Bitwise Launches Noncustodial DeFi Vault as Investors Shift On-Chain

  • The initial strategy focuses on lending USDC stablecoins through Morpho’s overcollateralized lending pools.
  • According to Bitwise, the strategy aims for returns of up to 6% annually, depending on market conditions.
  • The launch signals that asset managers are beginning to shift significantly toward building and managing on-chain infrastructure.

Bitwise has taken a clear step beyond exchange-traded products by launching its first non-custodial on-chain yield strategy, demonstrating a deeper push into decentralized finance infrastructure.

The firm announced the launch on January 26, positioning the new product as an on-chain vault curated by Bitwise but fully executed via smart contracts.

Users retain control of their assets at all times, while Bitwise oversees capital allocation within decentralized lending markets.

This move indicates that traditional crypto asset managers are increasingly experimenting with direct DeFi exposure instead of relying solely on regulated wrappers.

Non-custodial vault structure

The new product uses a non-custodial vault structure: users do not transfer control of their funds to Bitwise or any centralized intermediary.

Instead, assets remain in users’ wallets and are deployed on-chain according to predefined rules.

Bitwise manages strategy parameters, but all activity is conducted transparently on public blockchains.

The design targets investors who want exposure to on-chain yields without surrendering custody.

All positions are verifiable on-chain, allowing users to track where their funds are allocated in real time.

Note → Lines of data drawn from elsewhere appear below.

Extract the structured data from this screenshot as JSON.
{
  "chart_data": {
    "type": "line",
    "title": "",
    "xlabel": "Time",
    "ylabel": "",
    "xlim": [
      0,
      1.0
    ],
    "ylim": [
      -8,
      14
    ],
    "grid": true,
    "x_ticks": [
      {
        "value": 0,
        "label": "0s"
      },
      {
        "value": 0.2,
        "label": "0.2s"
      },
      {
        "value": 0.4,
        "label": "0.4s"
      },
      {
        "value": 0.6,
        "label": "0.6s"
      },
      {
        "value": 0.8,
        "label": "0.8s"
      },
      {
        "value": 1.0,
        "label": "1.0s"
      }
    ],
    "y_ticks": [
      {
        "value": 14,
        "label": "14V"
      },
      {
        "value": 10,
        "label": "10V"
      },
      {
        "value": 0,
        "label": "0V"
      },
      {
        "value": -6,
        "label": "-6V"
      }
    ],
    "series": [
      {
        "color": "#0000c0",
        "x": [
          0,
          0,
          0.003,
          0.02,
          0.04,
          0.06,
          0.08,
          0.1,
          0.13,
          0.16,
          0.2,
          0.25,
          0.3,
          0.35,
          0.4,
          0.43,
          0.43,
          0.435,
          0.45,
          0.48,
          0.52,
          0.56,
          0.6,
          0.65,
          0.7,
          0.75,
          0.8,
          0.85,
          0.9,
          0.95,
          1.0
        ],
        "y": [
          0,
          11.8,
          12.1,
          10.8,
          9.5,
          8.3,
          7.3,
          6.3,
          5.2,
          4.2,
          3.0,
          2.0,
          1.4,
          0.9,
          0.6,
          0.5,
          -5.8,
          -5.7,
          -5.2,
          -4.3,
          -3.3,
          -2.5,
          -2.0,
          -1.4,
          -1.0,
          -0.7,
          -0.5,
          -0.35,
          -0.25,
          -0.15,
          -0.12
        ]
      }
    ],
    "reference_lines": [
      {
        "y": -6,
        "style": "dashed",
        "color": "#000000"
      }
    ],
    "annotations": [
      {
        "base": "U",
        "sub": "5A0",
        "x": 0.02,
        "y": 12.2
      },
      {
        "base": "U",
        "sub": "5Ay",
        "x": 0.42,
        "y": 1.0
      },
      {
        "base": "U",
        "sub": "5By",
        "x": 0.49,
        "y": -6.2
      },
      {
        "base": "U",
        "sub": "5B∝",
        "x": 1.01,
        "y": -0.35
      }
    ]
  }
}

The company frames this approach as a way to combine professional portfolio management with core decentralized finance principles.

Yield focus on stablecoins

The first vault concentrates on stablecoin lending, starting with USD Coin (USDC).

Deposited funds are assigned to overcollateralized lending pools, where borrowers must post surplus collateral to secure loans.

This structure aims to reduce counterparty risk compared with undercollateralized lending models.

The strategy is built on the decentralized lending protocol Morpho, which enables asset managers to design customized lending approaches while relying on standardized smart contracts.

Bitwise states that the vault targets up to 6% annual returns depending on market conditions.

The firm emphasizes that yields are not fixed or guaranteed; they will fluctuate based on on-chain supply and demand.

On-chain risk management

Bitwise says strategy design and ongoing risk oversight are led by CFA Jonathan Mann, who heads the firm’s multi-strategy solutions group.

The vault leverages Bitwise’s existing research, trading, and risk infrastructure developed over years of managing crypto investment products.

Smart contract execution ensures positions are managed automatically according to preset rules, and on-chain transparency allows users to independently verify activity.

Bitwise has not published historical performance data and notes the vault is still in its early stages.

Asset managers turn attention to DeFi infrastructure

The Morpho vault represents Bitwise’s first direct move into a non-custodial DeFi strategy.

Until now, the firm’s work has been concentrated on exchange-traded products and research for traditional investors.

This launch marks a shift toward building and managing on-chain tools, not just providing exposure through off-chain products.

Morpho is gaining attention as a professional-grade DeFi strategy platform that lets managers deploy capital programmatically while preserving on-chain transparency.

Bitwise views on-chain vaults as a growing segment of the crypto market and says it plans to explore additional strategies in the future.

The company has not disclosed a detailed expansion timeline but describes this vault as an early step in a broader on-chain roadmap.

As more capital flows into blockchain-based finance, Bitwise’s move suggests asset managers are increasingly treating DeFi as core financial infrastructure rather than a peripheral experiment.